Scrum already accounts for research - it's called "Product Backlog Refinement". At one time, the Scrum Guide recommended that the team allocate approximately 10% of its capacity for Product Backlog Refinement, but does not make this a firm timebox, meaning that the team can choose to allocate more or less time as necessary. In recent editions of the Guide, this has been removed, but I believe it to still be a good rule-of-thumb. Sprint Planning is a good place to account for Product Backlog Refinement activities that the team is planning on in the upcoming Sprint, since you're already looking at the team's past performance and projected capacity in order to determine what Product Backlog Items can be brought into the Sprint and what the Sprint Goal looks like.

The output of Product Backlog Refinement is not a deliverable for a Sprint. That means that you don't necessarily need to deliver something at the end of the Sprint timebox with respect to your refinement. The work to refine Product Backlog Items will be visible in that the Product Backlog gains new details - Product Backlog Items are modified or created (or removed) and additional details are added.

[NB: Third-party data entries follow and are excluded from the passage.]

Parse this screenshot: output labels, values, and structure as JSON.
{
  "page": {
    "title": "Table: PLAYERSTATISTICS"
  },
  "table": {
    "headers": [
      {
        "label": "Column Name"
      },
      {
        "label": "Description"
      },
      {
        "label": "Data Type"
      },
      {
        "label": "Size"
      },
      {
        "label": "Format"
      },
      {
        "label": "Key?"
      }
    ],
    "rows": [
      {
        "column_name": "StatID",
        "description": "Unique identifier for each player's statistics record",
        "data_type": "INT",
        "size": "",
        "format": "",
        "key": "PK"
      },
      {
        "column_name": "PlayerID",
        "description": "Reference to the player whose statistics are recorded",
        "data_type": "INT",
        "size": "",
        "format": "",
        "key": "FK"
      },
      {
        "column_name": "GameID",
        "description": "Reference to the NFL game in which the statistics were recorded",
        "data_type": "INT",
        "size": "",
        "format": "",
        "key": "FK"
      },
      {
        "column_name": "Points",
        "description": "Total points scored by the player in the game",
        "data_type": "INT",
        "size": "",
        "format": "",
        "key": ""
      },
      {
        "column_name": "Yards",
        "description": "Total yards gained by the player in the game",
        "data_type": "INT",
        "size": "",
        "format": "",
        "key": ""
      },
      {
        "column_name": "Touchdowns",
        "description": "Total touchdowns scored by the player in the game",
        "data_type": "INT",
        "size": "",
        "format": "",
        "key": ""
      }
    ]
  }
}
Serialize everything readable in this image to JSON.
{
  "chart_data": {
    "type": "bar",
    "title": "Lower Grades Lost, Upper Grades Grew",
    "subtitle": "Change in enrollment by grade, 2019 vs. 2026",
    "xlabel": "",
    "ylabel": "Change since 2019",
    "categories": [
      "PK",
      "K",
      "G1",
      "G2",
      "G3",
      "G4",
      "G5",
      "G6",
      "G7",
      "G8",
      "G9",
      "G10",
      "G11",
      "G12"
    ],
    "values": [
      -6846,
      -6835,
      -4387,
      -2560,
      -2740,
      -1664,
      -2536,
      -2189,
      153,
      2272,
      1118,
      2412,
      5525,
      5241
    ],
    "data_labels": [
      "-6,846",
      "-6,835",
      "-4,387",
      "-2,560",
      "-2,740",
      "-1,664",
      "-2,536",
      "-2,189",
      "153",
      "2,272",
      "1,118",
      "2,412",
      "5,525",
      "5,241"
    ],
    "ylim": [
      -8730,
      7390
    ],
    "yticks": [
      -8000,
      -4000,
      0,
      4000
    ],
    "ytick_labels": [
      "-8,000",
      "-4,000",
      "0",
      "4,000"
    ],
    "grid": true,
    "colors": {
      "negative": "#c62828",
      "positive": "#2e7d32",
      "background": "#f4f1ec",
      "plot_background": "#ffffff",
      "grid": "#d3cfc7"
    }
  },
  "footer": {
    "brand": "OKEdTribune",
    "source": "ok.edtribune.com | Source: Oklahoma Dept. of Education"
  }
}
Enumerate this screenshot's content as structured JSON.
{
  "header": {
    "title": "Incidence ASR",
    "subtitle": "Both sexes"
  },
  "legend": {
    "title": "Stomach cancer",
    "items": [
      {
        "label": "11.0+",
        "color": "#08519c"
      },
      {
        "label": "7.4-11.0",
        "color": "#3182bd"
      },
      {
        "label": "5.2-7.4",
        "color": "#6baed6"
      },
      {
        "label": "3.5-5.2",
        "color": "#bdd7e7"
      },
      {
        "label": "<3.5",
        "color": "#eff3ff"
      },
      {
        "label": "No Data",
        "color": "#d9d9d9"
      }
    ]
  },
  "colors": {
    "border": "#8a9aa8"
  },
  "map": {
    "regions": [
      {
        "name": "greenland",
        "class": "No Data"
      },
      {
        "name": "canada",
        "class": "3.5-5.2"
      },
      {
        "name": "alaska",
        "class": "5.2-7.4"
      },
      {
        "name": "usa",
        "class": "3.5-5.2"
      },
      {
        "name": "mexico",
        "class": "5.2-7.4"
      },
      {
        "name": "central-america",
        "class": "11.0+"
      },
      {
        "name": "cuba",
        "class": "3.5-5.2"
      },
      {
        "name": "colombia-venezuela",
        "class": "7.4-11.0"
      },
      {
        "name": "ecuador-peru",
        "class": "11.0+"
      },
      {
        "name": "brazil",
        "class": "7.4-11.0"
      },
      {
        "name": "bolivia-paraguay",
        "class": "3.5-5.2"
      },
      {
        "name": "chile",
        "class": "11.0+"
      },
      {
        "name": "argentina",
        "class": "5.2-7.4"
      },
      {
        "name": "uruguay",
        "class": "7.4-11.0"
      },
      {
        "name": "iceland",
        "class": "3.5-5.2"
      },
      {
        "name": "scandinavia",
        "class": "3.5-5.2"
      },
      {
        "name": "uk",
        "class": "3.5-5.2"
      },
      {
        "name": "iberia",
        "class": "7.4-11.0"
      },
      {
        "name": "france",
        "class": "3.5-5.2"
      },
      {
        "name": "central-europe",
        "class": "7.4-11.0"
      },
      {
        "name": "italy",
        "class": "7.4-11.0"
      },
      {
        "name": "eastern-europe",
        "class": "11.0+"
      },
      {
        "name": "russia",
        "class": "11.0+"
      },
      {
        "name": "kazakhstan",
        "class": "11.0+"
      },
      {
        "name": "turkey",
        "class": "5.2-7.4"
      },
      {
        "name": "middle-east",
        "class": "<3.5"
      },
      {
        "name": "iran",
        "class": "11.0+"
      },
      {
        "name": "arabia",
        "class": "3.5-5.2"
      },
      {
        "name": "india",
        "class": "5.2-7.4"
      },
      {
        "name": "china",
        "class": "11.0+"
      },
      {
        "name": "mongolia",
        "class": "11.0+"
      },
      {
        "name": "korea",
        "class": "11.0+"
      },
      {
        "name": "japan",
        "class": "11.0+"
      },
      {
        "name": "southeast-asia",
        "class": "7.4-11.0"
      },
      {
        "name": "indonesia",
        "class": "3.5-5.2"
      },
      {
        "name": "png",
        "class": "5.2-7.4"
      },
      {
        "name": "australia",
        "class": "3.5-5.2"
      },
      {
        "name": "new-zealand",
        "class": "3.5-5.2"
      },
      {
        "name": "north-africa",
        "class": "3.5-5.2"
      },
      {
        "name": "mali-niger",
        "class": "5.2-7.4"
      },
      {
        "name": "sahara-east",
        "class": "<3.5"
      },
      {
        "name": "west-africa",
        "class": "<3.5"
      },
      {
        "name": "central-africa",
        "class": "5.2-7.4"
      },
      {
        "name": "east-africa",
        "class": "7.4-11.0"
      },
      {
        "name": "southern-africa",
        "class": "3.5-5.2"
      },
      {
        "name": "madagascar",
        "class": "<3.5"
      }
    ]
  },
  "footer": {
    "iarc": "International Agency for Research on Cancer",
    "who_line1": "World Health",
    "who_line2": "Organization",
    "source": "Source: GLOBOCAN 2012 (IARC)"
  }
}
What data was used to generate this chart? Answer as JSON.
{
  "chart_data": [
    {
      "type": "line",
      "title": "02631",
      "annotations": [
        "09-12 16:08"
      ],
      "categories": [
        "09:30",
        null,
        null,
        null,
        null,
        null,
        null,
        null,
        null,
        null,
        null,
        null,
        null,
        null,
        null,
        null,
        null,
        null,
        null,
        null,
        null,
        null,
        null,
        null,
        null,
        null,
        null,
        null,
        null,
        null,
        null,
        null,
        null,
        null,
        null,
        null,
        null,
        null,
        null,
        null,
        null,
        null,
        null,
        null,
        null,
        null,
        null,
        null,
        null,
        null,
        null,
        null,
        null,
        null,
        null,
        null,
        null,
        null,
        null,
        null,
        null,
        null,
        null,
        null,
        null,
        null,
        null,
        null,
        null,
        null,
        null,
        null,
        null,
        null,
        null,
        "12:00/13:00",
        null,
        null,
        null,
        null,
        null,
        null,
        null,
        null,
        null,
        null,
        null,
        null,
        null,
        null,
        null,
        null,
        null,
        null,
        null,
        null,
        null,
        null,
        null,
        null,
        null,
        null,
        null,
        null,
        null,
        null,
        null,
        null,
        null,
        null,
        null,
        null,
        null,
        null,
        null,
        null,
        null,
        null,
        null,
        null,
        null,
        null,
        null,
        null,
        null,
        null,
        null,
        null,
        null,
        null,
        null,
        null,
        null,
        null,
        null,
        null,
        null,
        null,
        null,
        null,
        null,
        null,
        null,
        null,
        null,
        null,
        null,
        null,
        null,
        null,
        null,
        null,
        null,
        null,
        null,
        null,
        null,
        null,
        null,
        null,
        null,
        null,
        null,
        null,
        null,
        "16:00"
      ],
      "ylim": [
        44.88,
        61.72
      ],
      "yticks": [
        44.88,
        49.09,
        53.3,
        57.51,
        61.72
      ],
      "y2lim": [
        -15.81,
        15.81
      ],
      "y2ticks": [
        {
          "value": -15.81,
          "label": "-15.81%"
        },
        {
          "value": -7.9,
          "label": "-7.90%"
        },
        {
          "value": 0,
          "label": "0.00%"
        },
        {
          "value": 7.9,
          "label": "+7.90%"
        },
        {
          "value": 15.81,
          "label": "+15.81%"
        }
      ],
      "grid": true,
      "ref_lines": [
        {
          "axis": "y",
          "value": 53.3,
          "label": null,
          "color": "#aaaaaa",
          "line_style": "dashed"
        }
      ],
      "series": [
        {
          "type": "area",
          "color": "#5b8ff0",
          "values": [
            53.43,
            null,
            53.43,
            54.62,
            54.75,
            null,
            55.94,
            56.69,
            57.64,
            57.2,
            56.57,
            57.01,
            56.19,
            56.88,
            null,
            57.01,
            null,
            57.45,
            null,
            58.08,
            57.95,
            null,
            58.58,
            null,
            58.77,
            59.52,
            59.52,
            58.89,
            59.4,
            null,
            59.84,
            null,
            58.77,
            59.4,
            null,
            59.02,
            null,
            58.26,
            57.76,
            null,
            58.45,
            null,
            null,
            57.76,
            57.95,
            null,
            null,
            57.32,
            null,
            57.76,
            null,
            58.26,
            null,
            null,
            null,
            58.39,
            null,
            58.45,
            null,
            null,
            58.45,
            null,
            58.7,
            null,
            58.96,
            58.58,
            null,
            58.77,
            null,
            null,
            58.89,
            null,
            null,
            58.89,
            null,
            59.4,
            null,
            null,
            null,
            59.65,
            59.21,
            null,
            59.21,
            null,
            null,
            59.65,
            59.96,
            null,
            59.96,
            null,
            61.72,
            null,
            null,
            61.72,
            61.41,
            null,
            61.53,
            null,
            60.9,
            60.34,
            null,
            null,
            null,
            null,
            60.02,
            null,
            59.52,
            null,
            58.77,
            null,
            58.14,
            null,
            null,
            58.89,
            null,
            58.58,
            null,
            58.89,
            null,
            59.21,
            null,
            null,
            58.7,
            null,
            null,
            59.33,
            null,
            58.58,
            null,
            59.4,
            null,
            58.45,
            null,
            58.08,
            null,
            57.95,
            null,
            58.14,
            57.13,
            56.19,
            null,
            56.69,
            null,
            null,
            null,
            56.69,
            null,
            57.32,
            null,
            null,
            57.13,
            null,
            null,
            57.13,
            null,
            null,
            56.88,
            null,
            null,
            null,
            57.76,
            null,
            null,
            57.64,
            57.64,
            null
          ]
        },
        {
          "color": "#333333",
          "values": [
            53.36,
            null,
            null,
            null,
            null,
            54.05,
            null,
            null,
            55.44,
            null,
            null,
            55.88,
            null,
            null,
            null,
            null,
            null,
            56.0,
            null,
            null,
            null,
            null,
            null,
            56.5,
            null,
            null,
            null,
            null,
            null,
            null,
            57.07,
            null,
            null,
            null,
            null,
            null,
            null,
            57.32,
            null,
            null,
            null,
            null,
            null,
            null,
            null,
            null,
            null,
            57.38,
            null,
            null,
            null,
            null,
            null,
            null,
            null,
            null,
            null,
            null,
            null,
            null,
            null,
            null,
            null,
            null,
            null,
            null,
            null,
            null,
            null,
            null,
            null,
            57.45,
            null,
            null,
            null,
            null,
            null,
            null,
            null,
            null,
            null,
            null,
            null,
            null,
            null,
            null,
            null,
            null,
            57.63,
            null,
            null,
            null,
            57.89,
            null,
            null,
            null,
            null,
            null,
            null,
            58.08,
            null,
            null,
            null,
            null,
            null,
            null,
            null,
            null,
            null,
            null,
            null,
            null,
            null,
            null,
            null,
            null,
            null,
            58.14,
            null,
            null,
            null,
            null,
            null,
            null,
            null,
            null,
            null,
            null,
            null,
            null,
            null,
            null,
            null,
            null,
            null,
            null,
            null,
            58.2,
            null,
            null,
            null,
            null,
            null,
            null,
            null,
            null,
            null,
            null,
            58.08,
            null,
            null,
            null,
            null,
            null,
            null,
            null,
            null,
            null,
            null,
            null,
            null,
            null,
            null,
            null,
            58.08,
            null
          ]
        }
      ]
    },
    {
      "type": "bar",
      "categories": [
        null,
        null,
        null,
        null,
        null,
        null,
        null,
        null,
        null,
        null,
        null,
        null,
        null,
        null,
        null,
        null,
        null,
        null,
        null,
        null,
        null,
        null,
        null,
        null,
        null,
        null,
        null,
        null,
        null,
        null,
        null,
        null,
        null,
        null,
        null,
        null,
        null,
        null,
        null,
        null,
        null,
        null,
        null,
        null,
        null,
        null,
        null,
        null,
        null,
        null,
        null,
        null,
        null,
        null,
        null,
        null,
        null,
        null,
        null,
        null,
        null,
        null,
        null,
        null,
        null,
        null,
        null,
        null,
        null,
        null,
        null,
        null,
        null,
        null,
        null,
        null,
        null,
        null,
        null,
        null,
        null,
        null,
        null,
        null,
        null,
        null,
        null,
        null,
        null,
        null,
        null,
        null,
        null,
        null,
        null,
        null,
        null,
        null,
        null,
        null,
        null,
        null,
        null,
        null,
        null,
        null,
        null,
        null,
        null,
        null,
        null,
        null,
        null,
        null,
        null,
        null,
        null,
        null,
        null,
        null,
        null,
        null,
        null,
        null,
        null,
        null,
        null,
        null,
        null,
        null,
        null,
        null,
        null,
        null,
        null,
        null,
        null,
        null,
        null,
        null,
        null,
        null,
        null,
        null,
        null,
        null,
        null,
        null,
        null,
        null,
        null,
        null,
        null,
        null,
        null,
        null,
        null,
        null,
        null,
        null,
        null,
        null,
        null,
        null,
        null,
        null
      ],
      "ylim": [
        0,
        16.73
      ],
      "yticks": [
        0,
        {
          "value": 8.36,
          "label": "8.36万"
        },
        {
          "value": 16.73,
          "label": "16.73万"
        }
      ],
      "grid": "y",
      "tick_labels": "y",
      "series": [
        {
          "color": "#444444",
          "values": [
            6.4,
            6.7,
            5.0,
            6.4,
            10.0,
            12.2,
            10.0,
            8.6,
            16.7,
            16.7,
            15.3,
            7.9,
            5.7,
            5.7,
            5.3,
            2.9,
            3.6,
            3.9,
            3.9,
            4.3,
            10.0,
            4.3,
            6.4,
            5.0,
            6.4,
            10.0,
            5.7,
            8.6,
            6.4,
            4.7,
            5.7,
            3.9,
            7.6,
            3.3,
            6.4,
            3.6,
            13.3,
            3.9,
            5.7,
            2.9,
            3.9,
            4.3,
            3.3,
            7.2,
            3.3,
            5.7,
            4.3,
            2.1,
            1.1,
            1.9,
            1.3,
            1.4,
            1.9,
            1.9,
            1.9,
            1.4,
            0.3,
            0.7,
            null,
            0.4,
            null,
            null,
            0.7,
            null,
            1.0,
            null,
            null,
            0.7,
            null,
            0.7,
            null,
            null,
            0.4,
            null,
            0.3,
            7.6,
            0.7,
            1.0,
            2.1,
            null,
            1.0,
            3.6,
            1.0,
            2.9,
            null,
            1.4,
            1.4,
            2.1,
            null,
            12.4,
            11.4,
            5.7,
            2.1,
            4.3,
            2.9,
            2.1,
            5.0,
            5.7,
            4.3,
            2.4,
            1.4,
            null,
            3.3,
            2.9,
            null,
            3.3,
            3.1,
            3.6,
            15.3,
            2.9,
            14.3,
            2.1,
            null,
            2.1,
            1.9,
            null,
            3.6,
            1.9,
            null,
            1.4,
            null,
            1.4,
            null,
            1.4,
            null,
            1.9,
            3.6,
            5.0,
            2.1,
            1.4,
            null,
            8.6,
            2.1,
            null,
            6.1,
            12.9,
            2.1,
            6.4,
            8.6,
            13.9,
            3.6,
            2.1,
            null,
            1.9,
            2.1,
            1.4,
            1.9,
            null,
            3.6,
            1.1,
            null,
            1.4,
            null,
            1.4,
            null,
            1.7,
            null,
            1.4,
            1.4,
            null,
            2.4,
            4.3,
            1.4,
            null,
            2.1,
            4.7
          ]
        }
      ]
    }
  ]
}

It may make sense to talk about these Product Backlog changes at the Sprint Review - one of the defined elements is that the Product Owner discusses the Product Backlog, which implies a discussion of why the state of the Product Backlog is what it is.

During a Sprint, the Sprint Backlog is purely owned by the Development Team. Items may be added to the Sprint Backlog to specifically address questions that need to be answered during research and investigation (Product Backlog Refinement). There are benefits to including work in the Sprint Backlog to address refinement - it can increase transparency (one of the Scrum pillars) into the work that the team is doing and can help the team focus their work and then inspect (another Scrum pillar) what they were able to do at the end of the Sprint.

The implementation of what this looks like with respect to your Product Backlog, Sprint Backlog, and Sprint Goals will vary depending on what tool(s) you use for your work. But it's possible to implement something that supports these ideas in the various tools that I've worked with.

Although tangential to your core question, I would add that management being worried about changes in the team velocity is somewhat troubling. Velocity should not be reported outside of the team. Although some teams find it useful for Sprint Planning purposes, it's a measurement that is very prone to disturbances. Between changes to the definition of a "story point" over time to changes in knowledge of the team to process changes (especially with respect to Definition of Done) to changes in team capacity, it's not something that can be stable. Management should focus on the team continually delivering value to stakeholders, not delivering story points at the end of a Sprint.